L’emprunteur est informé par le prêteur, au stade précontractuel, de manière claire et simple, des informations nécessaires à la conduite de l’évaluation de solvabilité et les délais dans lesquels celles-ci doivent lui être fournies.
Les informations sont contrôlées de façon appropriée, en se référant notamment à des documents vérifiables.(…)”
Dans le cas présent, la banque produit comme justificatifs de solvabilité une seule fiche de salaire du mois de mars 2023 et la déclaration de revenu 2022 sur les revenus 2021 qui mentionne des revenus bien inférieurs. Il n’a déclaré aucune charge de logement et aucun justificatif de domicile n’est produit, ce qui ne permet pas de vérifier la sovabilité de l’emprunteur qui a déclaré en outre un autre prêt à hauteur de 223€ pour des revenus déclarés de 1.393€. En outre, sa carte de séjour expirait le 23 mai 2023 soit un mois après la souscription du prêt.

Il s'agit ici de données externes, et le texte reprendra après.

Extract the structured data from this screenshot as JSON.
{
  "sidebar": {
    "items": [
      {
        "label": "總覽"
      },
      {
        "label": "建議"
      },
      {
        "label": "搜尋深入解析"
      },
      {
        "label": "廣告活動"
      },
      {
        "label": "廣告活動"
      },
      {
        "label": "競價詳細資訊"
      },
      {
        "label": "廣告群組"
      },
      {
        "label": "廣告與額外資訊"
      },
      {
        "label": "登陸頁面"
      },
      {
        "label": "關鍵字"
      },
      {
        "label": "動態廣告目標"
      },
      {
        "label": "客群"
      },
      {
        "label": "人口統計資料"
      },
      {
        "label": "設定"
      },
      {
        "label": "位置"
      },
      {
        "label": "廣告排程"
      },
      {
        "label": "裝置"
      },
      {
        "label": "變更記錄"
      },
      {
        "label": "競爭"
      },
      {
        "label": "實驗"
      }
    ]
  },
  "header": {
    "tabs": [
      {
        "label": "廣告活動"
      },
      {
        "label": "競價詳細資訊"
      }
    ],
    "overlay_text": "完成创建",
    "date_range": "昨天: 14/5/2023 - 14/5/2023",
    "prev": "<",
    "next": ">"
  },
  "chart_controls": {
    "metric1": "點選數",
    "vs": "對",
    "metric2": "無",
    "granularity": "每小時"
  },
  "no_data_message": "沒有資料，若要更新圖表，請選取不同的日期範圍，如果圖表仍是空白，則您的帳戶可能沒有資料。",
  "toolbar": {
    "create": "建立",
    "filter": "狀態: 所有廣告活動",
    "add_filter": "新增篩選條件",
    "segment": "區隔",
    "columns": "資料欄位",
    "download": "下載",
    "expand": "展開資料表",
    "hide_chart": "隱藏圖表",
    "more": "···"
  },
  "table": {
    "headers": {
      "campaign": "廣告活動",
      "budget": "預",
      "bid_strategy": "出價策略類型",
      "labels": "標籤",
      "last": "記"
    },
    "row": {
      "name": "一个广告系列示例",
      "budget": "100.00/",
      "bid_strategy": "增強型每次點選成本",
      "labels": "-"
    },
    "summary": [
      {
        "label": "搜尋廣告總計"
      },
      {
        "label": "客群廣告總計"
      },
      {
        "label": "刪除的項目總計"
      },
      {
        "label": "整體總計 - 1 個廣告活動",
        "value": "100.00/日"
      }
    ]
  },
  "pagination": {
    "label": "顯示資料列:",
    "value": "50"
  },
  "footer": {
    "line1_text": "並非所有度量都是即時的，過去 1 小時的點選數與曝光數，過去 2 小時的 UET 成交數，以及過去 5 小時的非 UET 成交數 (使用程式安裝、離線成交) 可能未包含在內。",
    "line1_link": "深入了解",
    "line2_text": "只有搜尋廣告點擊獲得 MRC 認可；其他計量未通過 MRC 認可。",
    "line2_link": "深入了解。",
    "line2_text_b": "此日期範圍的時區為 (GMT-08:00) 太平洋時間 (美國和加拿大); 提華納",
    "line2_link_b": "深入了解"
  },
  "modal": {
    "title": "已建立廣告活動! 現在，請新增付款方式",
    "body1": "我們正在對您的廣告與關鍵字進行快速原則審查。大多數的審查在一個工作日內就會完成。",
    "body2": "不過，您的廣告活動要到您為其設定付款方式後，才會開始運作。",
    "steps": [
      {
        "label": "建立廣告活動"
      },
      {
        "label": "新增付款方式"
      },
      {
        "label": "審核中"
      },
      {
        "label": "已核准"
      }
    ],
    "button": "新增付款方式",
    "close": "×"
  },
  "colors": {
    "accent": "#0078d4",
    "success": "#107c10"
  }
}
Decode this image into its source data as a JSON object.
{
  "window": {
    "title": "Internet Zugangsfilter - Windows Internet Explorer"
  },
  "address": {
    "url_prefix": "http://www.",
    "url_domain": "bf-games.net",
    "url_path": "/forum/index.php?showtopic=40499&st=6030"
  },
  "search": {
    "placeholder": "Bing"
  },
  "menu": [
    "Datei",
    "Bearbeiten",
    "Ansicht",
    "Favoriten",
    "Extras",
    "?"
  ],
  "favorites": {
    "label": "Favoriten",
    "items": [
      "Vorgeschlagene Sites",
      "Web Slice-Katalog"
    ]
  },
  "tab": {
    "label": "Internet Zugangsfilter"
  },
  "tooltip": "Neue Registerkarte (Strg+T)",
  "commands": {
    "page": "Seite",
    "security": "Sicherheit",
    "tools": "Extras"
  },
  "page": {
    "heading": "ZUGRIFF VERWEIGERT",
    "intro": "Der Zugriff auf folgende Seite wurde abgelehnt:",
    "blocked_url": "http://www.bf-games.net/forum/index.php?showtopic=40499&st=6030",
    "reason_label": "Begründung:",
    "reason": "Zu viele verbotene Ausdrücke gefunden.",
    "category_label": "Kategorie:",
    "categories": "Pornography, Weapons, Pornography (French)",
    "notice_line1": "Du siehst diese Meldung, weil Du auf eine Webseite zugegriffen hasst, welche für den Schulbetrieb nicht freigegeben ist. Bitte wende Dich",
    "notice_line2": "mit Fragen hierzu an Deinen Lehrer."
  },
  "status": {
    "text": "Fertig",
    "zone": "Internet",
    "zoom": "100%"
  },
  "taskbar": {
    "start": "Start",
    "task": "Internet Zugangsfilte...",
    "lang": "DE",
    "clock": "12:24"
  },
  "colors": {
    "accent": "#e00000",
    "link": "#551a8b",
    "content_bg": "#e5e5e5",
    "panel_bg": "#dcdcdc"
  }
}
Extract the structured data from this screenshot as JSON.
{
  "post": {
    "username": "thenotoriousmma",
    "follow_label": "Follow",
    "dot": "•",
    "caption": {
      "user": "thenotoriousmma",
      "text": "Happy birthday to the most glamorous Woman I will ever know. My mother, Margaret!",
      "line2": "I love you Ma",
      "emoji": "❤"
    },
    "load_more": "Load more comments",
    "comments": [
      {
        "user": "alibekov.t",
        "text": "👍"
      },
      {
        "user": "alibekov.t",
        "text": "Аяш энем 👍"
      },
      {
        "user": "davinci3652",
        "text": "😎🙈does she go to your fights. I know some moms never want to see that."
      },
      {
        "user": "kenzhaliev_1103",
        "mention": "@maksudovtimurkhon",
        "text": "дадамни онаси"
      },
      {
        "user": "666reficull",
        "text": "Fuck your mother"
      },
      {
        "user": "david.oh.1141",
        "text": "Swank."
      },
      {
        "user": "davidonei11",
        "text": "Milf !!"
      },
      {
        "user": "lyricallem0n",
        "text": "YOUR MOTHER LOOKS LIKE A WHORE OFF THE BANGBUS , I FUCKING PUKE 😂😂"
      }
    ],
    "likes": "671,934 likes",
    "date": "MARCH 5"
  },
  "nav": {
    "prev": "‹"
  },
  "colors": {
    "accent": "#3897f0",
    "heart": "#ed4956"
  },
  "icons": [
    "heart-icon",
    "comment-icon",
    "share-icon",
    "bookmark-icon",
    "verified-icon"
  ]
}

La SA FRANFINANCE ne justifie donc pas d’une évaluation rigoureuse de la solvabilité de l’emprunteur et a donc manqué à ses obligations. Elle sera pour cette raison déchue du droit aux intérêts contractuels.
En conséquence, Monsieur [Y] [M] sera condamné au paiement de la somme de 7.113,37€ (12.000 – 17 x 240,39€ -800€ de payé) avec intérêt au taux légal plafonné à 2%, à compter de la signification de la présente décision.
Sur les délais de paiement
L’article 1343-5 du Code civil permet au juge d’accorder des délais de paiement : “Le juge peut, compte tenu de la situation du débiteur et en considération des besoins du créancier, reporter ou échelonner, dans la limite de deux années, le paiement des sommes dues.
Par décision spéciale et motivée, il peut ordonner que les sommes correspondant aux échéances reportées porteront intérêt à un taux réduit au moins égal au taux légal, ou que les paiements s’imputeront d’abord sur le capital.
Il peut subordonner ces mesures à l’accomplissement par le débiteur d’actes propres à faciliter ou à garantir le paiement de la dette.
La décision du juge suspend les procédures d’exécution qui auraient été engagées par le créancier. Les majorations d’intérêts ou les pénalités prévues en cas de retard ne sont pas encourues pendant le délai fixé par le juge.
Toute stipulation contraire est réputée non écrite.
Les dispositions du présent article ne sont pas applicables aux dettes d’aliment”.
Dans le cas présent, Monsieur [Y] [M] a effectué des paiements à hauteur de 800€ entre les mains du commissaire de justice, il convient donc de lui octroyer des délais de paiement à raison de 24 mensualités de 200€, la 24ème échéance sera augmenté du solde de la dette.
Sur la demande indemnitaire de banque
Aucun élément ne vient justifier cette demande qui sera, en conséquence, rejetée.
Sur les frais accessoires
La SA FRANFINANCE a dû ester en justice pour faire valoir ses droits, il lui sera allouée la somme de 250€ sur le fondement de l’article 700 du Code de procédure civile.
Monsieur [Y] [M], succombant au principal, sera condamné aux dépens.
DÉCISION :
Statuant publiquement par jugement contradictoire rendu en premier ressort par mise à disposition au greffe,
Juge abusive la clause de déchéance du terme,
Prononce la résiliation judiciaire du contrat à la date du 27 janvier 2026,
Prononce la déchéance du droit aux intérêts contractuels de la SA FRANFINANCE,
Condamne Monsieur [Y] [M] à payer à la SA FRANFINANCE les sommes suivantes :
— 7.113,37€ avec intérêts au taux légal plafonné à 2%, à compter de la signification de la présente décision,
— 250€ sur le fondement de l’article 700 du Code de procédure civile,
Sursoit à l’exécution des poursuites à l’encontre de [Y] [M] et l’autorise à se libérer de la dette en 24 mensualités de 200€, la dernière échéance sera augmentée du solde de la dette,
Dit que les mensualités seront exigibles le 10 de chaque mois à compter du 10 du mois suivant la signification de la présente décision, sous réserve de l’exigibilité immédiate de la dette en cas de défaut de paiement d’une seule échéance à son terme exact,
Rejette la demande indemnitaire de la banque,
Rappelle que l’exécution provisoire est de droit,
Condamne Monsieur [Y] [M] aux dépens.